Single Audit Data Sources - 18F/FAC-Distiller GitHub Wiki

Single Audit Data Sources

Two data sources are used by the Federal Audit Clearinghouse Distiller. To provide cross-database compatibility, loaders for each data source normalize the data as native Python objects and feed it through the Django ORM.

Assistance listings from sam.gov

Well-formed CSV for CFDA listings are available for download here:

https://beta.sam.gov/data-services?domain=Assistance%20Listings%2Fdatagov

To load this data into the Distiller database, run:

pipenv run python manage.py load_assistance_listings

See implementation here.

Federal Audit Clearinghouse CSVs

There are individual downloads for each fiscal year back to 1997, and a single "all years" download.

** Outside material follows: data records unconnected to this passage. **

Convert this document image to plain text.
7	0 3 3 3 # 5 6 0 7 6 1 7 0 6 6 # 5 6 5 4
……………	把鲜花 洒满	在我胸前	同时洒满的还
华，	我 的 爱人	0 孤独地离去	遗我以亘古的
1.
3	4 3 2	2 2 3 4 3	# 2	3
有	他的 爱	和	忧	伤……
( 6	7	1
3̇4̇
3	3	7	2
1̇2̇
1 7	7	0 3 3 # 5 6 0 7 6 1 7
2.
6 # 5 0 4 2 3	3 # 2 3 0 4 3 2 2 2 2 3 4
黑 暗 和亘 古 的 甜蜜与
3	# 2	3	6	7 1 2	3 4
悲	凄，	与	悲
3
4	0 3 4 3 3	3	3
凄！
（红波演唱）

Table dumps are available here:

https://harvester.census.gov/facdissem/PublicDataDownloads.aspx

To import:

pipenv run python manage.py load_single_audit_db --all
pipenv run python manage.py load_single_audit_db --audit
pipenv run python manage.py load_single_audit_db --cfda
pipenv run python manage.py load_single_audit_db --finding
pipenv run python manage.py load_single_audit_db --findingtext

These fixedwidth CSVs are of unreliable quality for importing. See here for implementation.

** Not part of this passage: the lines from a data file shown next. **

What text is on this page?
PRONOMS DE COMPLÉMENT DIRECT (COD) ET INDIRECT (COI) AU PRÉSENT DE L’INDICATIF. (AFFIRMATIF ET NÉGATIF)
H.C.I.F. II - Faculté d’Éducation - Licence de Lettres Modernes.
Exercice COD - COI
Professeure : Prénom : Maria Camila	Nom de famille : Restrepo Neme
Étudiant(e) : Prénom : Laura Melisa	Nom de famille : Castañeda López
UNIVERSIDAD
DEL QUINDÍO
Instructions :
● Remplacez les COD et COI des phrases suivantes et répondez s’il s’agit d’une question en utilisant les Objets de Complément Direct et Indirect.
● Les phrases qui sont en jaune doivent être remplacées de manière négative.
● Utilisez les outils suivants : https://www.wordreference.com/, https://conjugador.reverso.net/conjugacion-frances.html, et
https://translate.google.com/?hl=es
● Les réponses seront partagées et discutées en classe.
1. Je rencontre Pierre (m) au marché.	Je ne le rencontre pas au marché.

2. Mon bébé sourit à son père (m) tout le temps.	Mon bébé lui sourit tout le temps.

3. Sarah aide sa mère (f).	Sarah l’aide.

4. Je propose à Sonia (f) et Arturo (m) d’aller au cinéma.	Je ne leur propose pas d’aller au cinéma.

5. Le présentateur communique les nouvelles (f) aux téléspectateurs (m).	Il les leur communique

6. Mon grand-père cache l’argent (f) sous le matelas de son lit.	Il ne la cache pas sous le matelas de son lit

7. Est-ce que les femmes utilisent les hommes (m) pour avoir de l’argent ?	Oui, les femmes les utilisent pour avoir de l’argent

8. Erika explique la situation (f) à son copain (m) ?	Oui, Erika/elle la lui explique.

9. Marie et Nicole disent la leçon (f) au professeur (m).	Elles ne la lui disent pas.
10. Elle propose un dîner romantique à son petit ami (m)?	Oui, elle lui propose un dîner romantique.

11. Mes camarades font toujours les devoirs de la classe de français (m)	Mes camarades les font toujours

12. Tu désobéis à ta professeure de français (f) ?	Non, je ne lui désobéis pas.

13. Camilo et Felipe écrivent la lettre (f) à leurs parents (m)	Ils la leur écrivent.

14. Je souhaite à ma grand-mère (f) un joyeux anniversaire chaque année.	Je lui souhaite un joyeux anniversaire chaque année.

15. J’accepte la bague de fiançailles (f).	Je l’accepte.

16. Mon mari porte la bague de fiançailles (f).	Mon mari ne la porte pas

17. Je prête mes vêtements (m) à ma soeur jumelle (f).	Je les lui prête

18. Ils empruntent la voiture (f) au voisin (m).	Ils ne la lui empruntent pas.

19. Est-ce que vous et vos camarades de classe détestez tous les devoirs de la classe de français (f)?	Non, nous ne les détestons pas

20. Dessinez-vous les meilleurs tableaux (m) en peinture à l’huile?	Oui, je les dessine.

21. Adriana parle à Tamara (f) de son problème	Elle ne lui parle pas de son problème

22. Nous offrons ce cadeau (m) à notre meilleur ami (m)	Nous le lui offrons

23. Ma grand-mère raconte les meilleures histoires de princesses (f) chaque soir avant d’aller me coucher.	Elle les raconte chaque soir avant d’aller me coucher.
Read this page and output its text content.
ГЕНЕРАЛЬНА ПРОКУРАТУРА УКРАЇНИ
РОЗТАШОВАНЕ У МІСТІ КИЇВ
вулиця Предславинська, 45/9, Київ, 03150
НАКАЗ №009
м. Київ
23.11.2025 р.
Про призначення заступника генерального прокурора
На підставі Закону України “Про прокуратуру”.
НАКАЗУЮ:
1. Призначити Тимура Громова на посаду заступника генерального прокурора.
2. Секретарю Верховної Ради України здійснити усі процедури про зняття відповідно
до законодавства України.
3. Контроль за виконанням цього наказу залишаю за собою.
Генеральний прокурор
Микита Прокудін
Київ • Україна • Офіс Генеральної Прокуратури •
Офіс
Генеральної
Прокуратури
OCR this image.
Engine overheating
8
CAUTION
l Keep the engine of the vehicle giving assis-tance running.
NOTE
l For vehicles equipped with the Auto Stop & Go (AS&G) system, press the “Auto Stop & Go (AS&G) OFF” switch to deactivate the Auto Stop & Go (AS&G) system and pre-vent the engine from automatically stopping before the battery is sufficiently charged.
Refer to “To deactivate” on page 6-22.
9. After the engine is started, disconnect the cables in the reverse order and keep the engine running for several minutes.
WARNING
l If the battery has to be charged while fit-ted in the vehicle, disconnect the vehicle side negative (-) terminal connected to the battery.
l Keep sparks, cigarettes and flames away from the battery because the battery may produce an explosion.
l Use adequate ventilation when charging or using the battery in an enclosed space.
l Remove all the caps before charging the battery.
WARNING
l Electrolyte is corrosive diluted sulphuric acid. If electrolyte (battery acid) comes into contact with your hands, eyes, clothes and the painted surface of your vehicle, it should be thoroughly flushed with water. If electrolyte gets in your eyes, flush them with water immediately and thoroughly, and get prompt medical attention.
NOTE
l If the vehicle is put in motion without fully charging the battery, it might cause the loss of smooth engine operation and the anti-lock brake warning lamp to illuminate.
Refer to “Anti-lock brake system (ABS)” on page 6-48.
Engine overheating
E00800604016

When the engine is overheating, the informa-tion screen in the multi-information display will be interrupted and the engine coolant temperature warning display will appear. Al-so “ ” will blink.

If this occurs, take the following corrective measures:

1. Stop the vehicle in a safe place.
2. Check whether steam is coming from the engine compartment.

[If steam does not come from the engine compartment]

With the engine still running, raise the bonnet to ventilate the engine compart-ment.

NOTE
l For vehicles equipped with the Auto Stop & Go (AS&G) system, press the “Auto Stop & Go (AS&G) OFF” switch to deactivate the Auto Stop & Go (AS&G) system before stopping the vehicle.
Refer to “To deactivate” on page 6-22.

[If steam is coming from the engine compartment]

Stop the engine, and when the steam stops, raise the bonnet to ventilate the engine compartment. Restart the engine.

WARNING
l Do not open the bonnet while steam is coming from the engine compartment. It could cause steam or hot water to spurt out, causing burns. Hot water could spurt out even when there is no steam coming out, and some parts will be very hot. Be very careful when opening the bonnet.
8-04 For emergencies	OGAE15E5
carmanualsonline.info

  1. Some tables have inconsistent numbers of columns per row in the same source file.
  2. The schema changed from year to year, and the "all years" download appears to mix different formatted rows into one file.
  3. Header counts don't always match up with column counts
  4. Free-form text is not escaped

The escaping of multi-line text in the findingstext table necessitated usage of a procedural file reader, rather than a CSV parser. See parse_findings_text_csv() in the implementation.